Still Beating
Keeping time with indie-rock drummer, actor and Southampton native Greg Lyons
by Bill Donahue

Greg Lyons is living the life most teenagers and college kids—and, let’s be honest, most responsible adults—always envisioned for themselves: cutting tracks in the studio and touring the world’s concert halls as a professional musician in a steadily ascending indie-rock band.

Raised in Southampton, Lyons has since moved to Los Angeles to nurture his career as a drummer in Eastern Conference Champions, or ECC for short. The indie-rock trio, which has enjoyed its share of major-label success, released an acoustic EP called “Akustiks” in late 2010 ahead of a forthcoming full-length album, titled “SPEAK-AHH.” Lyons says the EP was “mainly just to let people know we’re still alive and tide them over till the [new] record comes out.”

ECC’s notoriety has multiplied in recent months, stoked by audio appearances in TV shows and on movie soundtracks, most notably “Twilight: Eclipse,” the latest film based on the epic—and epically popular—series of young-adult novels about teenagers, vampires and werewolves. The “Twilight” association in particular has helped ECC earn critical and commercial acclaim—the soundtrack debuted at No. 2 on the U.S. Billboard 200—and also reach a new, rather ravenous fan base.

In addition to touring, recording and other aspects of his music career, Lyons has also crossed over into the world of acting. He played Jack in 2008’s “The New Year Parade,” an award-winning drama shot in and around Philadelphia by another local luminary, film director Tom Quinn, now available on DVD. Lyons took a break between jam sessions to talk with Suburban Life about life on the road, where to find a good cheesesteak in L.A. (“You can’t,” he says), and his prospects for more screen time in the near or distant future.

Q: You’re living a life most people dream about—a rock star. What’s it like?

It’s all smoke and mirrors. Things are going well. We’re still working our [butts] off trying to make rent. Josh [Ostrander, one of ECC’s co-founders] and I have been playing together for the last 12 years, and in the last two we’ve been experiencing the most success we’ve ever had. It’s been really good, but we’re not resting on our laurels. When something hits, we want to keep the momentum going.

Your songs have been used in movies and TV shows, the most notable being “Twilight: Eclipse.” What about your songs makes them good complements to existing works?

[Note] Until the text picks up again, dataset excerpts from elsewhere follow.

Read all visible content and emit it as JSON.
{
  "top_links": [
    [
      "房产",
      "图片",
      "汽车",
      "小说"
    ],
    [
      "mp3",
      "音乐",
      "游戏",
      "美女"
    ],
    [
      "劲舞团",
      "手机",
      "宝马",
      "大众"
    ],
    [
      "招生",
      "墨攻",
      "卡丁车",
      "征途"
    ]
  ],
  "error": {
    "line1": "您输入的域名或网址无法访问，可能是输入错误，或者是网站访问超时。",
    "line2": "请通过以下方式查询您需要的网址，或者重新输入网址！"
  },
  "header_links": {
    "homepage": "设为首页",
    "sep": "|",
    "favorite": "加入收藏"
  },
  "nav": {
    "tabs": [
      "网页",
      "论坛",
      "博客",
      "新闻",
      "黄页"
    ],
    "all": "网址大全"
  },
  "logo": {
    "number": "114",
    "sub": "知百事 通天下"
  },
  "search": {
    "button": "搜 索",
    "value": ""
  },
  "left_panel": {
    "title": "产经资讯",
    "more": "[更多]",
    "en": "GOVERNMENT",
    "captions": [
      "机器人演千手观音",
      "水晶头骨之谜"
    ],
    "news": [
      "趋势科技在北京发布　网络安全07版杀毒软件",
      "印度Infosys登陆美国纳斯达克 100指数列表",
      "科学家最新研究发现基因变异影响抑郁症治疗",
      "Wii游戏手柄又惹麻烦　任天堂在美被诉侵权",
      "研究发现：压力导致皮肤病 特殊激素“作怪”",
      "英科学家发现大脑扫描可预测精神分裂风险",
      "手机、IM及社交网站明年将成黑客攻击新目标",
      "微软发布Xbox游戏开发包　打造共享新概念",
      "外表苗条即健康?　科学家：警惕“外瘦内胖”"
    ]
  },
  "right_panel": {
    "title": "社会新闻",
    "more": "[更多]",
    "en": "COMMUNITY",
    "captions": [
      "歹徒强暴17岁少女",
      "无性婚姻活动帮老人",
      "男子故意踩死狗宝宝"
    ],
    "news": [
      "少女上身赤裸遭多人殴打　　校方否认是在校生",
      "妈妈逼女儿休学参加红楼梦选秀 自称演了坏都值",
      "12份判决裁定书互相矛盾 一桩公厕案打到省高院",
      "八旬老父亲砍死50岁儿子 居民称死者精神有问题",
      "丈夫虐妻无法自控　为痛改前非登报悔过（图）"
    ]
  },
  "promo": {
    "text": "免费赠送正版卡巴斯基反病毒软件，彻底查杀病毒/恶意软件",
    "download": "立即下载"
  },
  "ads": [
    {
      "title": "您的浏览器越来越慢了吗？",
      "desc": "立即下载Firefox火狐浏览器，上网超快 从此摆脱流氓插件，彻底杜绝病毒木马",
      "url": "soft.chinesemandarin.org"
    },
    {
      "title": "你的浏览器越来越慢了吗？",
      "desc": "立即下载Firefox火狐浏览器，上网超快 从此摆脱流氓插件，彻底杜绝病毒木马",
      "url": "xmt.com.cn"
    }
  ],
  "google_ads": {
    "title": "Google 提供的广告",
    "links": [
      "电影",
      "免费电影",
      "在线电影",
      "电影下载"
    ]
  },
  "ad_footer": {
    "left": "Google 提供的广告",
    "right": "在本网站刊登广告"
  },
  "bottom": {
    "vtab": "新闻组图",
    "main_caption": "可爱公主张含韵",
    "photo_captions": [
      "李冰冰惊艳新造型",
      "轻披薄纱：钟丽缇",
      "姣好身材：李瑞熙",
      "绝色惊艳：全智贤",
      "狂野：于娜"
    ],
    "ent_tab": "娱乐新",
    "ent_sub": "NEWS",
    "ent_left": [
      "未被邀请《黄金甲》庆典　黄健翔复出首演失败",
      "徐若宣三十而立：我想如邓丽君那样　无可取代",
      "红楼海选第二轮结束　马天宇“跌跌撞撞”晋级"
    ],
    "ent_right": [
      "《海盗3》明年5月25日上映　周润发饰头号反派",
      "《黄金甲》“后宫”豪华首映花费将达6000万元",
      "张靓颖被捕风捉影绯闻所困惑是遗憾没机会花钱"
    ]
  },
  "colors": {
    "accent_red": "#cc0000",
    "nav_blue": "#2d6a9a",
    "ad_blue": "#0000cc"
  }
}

We definitely got lucky. We experienced success with film and TV. We did the whole major-label debut, and now we’re releasing our own stuff with our own publishing company. We were in “Friday Night Lights” and “Melrose Place,” which was great, and the “Twilight” thing was really good for morale. … We definitely gained a lot of new fans. We’re not a “Twilight” band per se, but [the soundtrack] opened people up to different types of music. We were very excited to get the spot, but we saw it as not something that’s going to make or break us but as something that’s starting the fire for us.

Tell me about the upcoming album, “SPEAK-AHH.”

We’re almost done. We’ve got a few little tweaks to make in the studio, a couple more tracks to do, and a couple of editing things and then we’re done. We’re looking for a late-April release. … It’s a lot of different tunes, and as a band we’re going places that we haven’t gone, doing new things we’ve never tried in the studio before. It’s another path or another evolution to ECC.

You’re not the first musician to also get into acting, but I think you’re probably one of the first from our area, with Tom Quinn’s “The New Year Parade,” which was shot in Philly. How did you make the transition from drummer to actor?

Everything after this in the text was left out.